What is the number in the path for the config file?
: ps -aux |grep suricata
root 47770 0.2 6.9 681836 563384 - Ss 16:36 1:33.78 /usr/local/bin/suricata -i igb1 -D -c /usr/local/etc/suricata/suricata_53416_igb1/suricata.yaml --pidfile /var/run/suricata_igb153416.pid
root 63097 0.0 0.0 12752 2180 0 S+ 16:41 0:00.00 grep suricata

It's also in the log file
: lsof -p 47770
COMMAND PID USER FD TYPE DEVICE SIZE/OFF NODE NAME
suricata 47770 root txt VREG 0,103 10484472 37961783 /usr/local/bin/suricata (/dev/gptid/23d36e62-c2ba-11eb-9cea-6462662102fc)
suricata 47770 root cwd VDIR 0,103 512 53450639 /usr/local/etc/suricata/suricata_53416_igb1 (/dev/gptid/23d36e62-c2ba-11eb-9cea-6462662102fc)
suricata 47770 root rtd VDIR 0,103 1024 2 / (/dev/gptid/23d36e62-c2ba-11eb-9cea-6462662102fc)
suricata 47770 root 0u VCHR 0,26 0t0 26 /dev/null (devfs)
suricata 47770 root 1u VCHR 0,26 0t0 26 /dev/null (devfs)
suricata 47770 root 2u VCHR 0,26 0t0 26 /dev/null (devfs)
suricata 47770 root 3w VREG 0,103 3362 53530826 /var/log/suricata/suricata_igb153416/suricata.log (/dev/gptid/23d36e62-c2ba-11eb-9cea-6462662102fc)
suricata 47770 root 4u unix 0xfffff800378e0b40 0t0 ->0xfffff80004af33c0
suricata 47770 root 5w VREG 0,103 122871 53530827 /var/log/suricata/suricata_igb153416/alerts.log (/dev/gptid/23d36e62-c2ba-11eb-9cea-6462662102fc)
suricata 47770 root 6w VREG 0,103 5378684 53530828 / (/dev/gptid/23d36e62-c2ba-11eb-9cea-6462662102fc)
suricata 47770 root 7r VREG 0,103 458 83626773 / (/dev/gptid/23d36e62-c2ba-11eb-9cea-6462662102fc)
suricata 47770 root 8u unix 0xfffff8026b64c3c0 0t0 /var/run/php-fpm.socket
suricata 47770 root 9u VCHR 0,31 0t576036 31 /dev/bpf (devfs)
suricata 47770 root 12u unix 0xfffff80004c04b40 0t0 /var/run/php-fpm.socket

bmeeks

That is a UUID (Universally Unique Identifier) that helps to clearly distinguish Suricata interfaces when a user configures more than one. It is automatically assigned by the system when you create a new Suricata instance on an interface. It is obtained from a random number generator and then checked to be sure it does not conflict with another existing UUID before being assigned.

wheel5up

@bmeeks outstanding! Thank you. I want to monitor this file with Zabbix. Can this value be determined from command line? I was looking in the docs and I couldn't find anything on that identifier.

My fear is I'll setup a logfile monitor, and a package update will change that number and break my monitoring.

bmeeks

@wheel5up said in What's the number in the suricata config file path and log file pat:

@bmeeks outstanding!

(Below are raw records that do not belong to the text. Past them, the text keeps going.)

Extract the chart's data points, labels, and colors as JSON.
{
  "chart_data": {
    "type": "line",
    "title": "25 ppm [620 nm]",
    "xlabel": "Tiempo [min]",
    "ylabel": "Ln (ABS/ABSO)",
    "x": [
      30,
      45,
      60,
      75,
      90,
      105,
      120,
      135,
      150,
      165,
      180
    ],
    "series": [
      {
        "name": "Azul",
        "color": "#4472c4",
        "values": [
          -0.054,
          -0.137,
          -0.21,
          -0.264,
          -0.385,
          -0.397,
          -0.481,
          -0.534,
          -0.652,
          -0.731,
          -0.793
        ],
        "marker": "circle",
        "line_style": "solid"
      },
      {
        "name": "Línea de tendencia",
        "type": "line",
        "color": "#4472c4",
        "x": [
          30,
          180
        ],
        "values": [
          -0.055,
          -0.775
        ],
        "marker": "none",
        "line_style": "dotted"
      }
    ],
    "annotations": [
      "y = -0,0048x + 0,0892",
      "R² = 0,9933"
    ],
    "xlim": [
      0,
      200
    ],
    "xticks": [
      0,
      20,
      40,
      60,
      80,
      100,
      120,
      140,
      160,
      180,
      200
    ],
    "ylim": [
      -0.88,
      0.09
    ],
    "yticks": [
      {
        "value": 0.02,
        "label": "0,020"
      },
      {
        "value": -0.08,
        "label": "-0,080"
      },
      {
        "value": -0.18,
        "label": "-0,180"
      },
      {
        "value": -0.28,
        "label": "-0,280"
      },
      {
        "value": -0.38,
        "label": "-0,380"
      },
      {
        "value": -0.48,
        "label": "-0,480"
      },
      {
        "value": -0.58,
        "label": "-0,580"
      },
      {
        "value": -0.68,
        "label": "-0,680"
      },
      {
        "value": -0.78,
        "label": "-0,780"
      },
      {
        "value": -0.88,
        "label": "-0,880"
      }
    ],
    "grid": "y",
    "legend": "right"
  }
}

Thank you. I want to monitor this file with Zabbix. Can this value be determined from command line? I was looking in the docs and I couldn't find anything on that identifier.

My fear is I'll setup a logfile monitor, and a package update will change that number and break my monitoring.

The number will never change as part of a package update. The only way the number will get changed is if you delete the Suricata interface instance and then recreate a new one on the same interface. The new instance would get a new UUID.

So long as that interface exists, its UUID will remain constant. That's the point of the UUID in the code. Everything to do with that particular Suricata instance is tagged with the UUID. That includes both the logging directory and the configuration directory. You will notice that each has the UUID as part of the path (along with the physical interface name from FreeBSD).